17 Nisan, Kadiköy, İstanbul. Foto: Murat Bay

Türkiye’de referandum sonuçlarını reddeden “hayırcılar“ bir haftadır sokaklarda ve meydanlarda haklarını arıyorlar. Sokaklara inen halkın genel profili ideolojik olarak farklılık gösterse de, barış, özgürlük, laiklik ve emek eksenli taleplerin bir araya getirdiği insanlar, “istibdat“ dönemine karşı “yaşasın hürriyet“ sloganıyla beraber yürüyorlar.

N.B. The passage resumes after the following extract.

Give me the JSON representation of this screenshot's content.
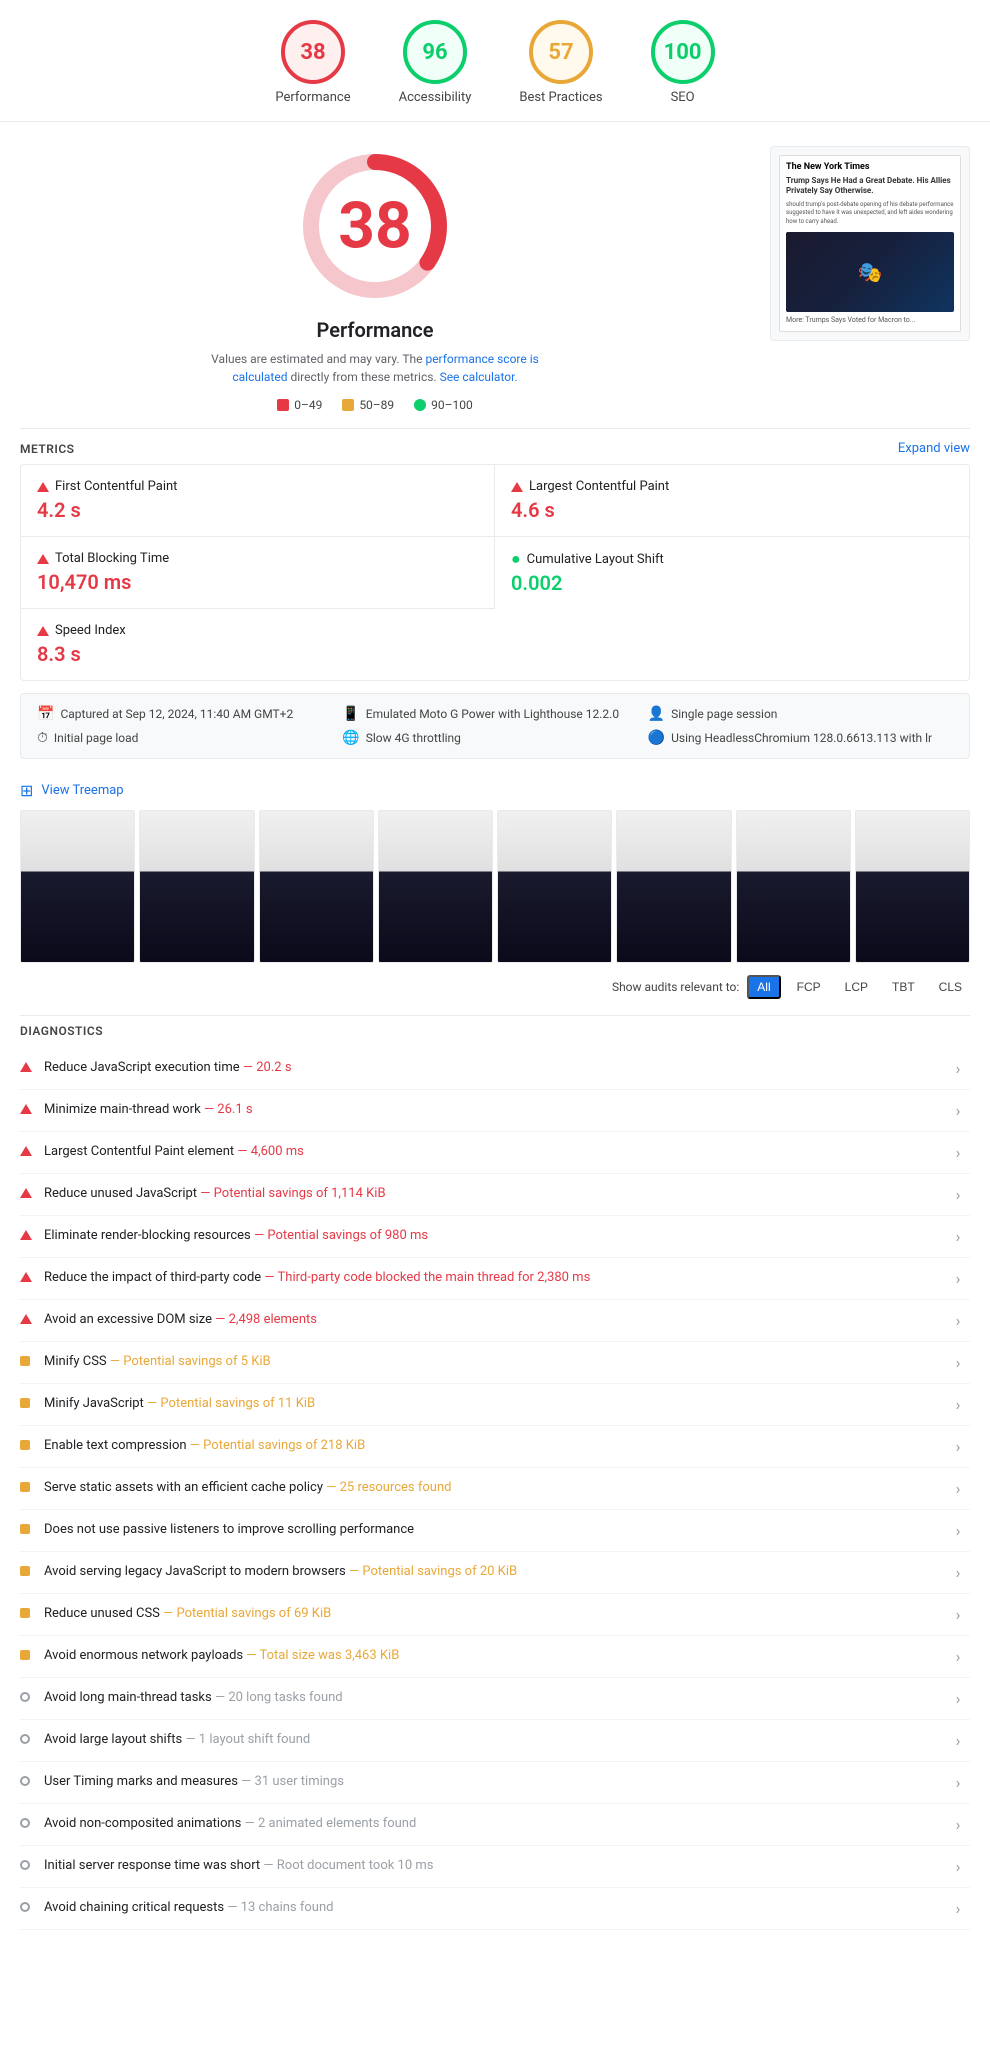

İstanbul, Ankara ve İzmir gibi metropollerde başlayan protestolar her gün daha da güçlenerek ülkenin dört bir köşesine yayıldı. Ana muhalefet partisi CHP, “kurumsal kimlikleri dolayısıyla“ halkın yanında saf tutmaya cesaret edemeyeceklerini açıklamış olsa da halk, İstanbul’da her akşam saat 19:30’da ara sokaklardan kent meydanlarına yürüyor. Mahalle sakinleri de evlerinden alkışlarla ve tencere tavalarla gürültü çıkararak mücadeleye destek oluyorlar.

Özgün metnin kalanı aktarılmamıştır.